Dışarıya döndüm büyük bahçeyi ve gecenin karanlığını izlemeye başladım. Dışarıdaki ay ışığı içeriye süzülüyordu ve güzel bir manzaraya sebep oluyordu. Elimi çeneme yaslarken dolu gözlerimle dışarıya bakıyordum şimdi ne olacağını düşünmeden edemiyordum. Beyazıt ne yapacaktı? Nasıl bir tepki verecekti? Düşman mı olacaktı yoksa her şeye rağmen bağrına mı basacaktı? Eğer böyle bir şeye yaparsa ikimiz arasında bir seçim yapmak zorunda kalırdı ya ona bunca kötülüğü yapan kardeşi ya da ben. Babamın katilini asla kabul etmemi bekleyemezdi benden bir seçim yapması gerektiğinin farkında olacaktı oda.

Ellerimle yüzümü sıvazladım ve kalkıp çantamı alıp giyinme odasına girdim annemin çantamın içine tıkıştırdığı kıyafetlerimi dolaba kaldırdım dolaptan gri spor takımımı giydiğimde odaya dönüp yatağa girdim ve yorganı kafama kadar çektim. Derin derin iç çekerken sadece duvara odaklanmıştım bir süre sonra da yorgunluktan uyuya kalmıştım. Bugün ne çok şey yaşamıştım ama hiç biri beni annemin kovması kadar yıkmamıştı.

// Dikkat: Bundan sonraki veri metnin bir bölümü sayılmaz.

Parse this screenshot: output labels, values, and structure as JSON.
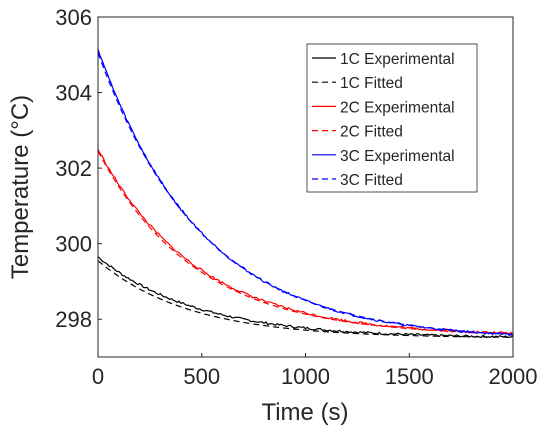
{
  "chart_data": {
    "type": "line",
    "title": "",
    "xlabel": "Time (s)",
    "ylabel": "Temperature (°C)",
    "xlim": [
      0,
      2000
    ],
    "ylim": [
      297,
      306
    ],
    "xticks": [
      0,
      500,
      1000,
      1500,
      2000
    ],
    "yticks": [
      298,
      300,
      302,
      304,
      306
    ],
    "grid": false,
    "legend_position": "top-right",
    "series": [
      {
        "name": "1C Experimental",
        "color": "#000000",
        "dash": "solid",
        "tau": 480,
        "Tstart": 299.65,
        "Tend": 297.5
      },
      {
        "name": "1C Fitted",
        "color": "#000000",
        "dash": "dashed",
        "tau": 440,
        "Tstart": 299.55,
        "Tend": 297.5
      },
      {
        "name": "2C Experimental",
        "color": "#ff0000",
        "dash": "solid",
        "tau": 480,
        "Tstart": 302.5,
        "Tend": 297.55
      },
      {
        "name": "2C Fitted",
        "color": "#ff0000",
        "dash": "dashed",
        "tau": 470,
        "Tstart": 302.45,
        "Tend": 297.55
      },
      {
        "name": "3C Experimental",
        "color": "#0000ff",
        "dash": "solid",
        "tau": 500,
        "Tstart": 305.15,
        "Tend": 297.45
      },
      {
        "name": "3C Fitted",
        "color": "#0000ff",
        "dash": "dashed",
        "tau": 505,
        "Tstart": 305.05,
        "Tend": 297.45
      }
    ]
  }
}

"Hey Algım kalk kalk kalk!"beni dürtükleyen ellerle yorganı kafama kadar çekmiştim."Ya Algım kalksana ya!"sinirle yatakta doğrulurken birbirine karışıp gözümün önüne örtünen saçlarımı sinirle ittim.

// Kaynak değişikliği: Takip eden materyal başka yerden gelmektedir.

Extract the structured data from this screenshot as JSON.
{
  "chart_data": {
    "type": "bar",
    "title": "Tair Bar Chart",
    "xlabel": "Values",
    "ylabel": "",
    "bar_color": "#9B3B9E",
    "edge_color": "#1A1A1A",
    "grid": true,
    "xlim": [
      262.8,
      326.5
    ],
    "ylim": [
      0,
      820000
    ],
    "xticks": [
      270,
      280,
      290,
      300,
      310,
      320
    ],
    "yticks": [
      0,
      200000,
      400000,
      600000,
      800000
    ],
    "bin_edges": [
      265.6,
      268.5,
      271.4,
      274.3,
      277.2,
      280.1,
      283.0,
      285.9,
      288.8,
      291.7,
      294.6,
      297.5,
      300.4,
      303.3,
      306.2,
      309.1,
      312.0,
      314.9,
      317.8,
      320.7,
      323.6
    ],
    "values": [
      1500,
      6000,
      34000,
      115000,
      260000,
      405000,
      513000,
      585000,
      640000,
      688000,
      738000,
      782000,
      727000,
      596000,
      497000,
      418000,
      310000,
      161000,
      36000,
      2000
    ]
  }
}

"Ne var Didem ya niye salmıyorsunuz beni ya daha dün kurtuldum ben dinlenmek istiyorum rahat bırakın beni!"diye bağırdığımda göz devirdi.

"Öğlen oldu bu artık dinlenmeye değil depresyona giriyor kalk şuradan Beyazıt abinin kesin emri var eve bir sürü gelinlik geldi hepsini deneyeceğiz beğendiğimizi alacağız beğenmezsek başka getirecekler ya da sen modacıya istediğin gelinliği anlatacaksın."dediğinde zorla yutkundum ve kafamı salladım.

"Toparlanıp geliyorum."

"Tamam salonda bekliyoruz."odadan çıktığında kapıyı kapatmıştı yataktan kalktığımda yan tarafımın da dağınık olduğunu görmüştüm gece Beyazıt yanıma gelip yatmıştı. Bu durum yüzümdeki gülümsemeyi arttırırken saçımı kulağımın arkasına sıkıştırıp banyoya girdim elimi yüzümü yıkadığımda banyodan çıkıp giyinme odasına girdim ve üstümü başıma spor bir şeyler giyip çıktım.

Aşağıya indiğimde herkesle selamlaştım Necla teyze mutfaktan elinde bir sandviçle gelmişti bana verdiğinde onu yerken gelinlikleri süzüyordum. Didem sürekli farklı farklı gelinliği eline alıp üstüne tutuyor ve karar vermeye çalışıyordu. Onu izlerken benim de hevesim yerine gelmişti kocaman gülümserken gelinliklere daha bir alıcı gözüyle bakabildiğimi hissettim.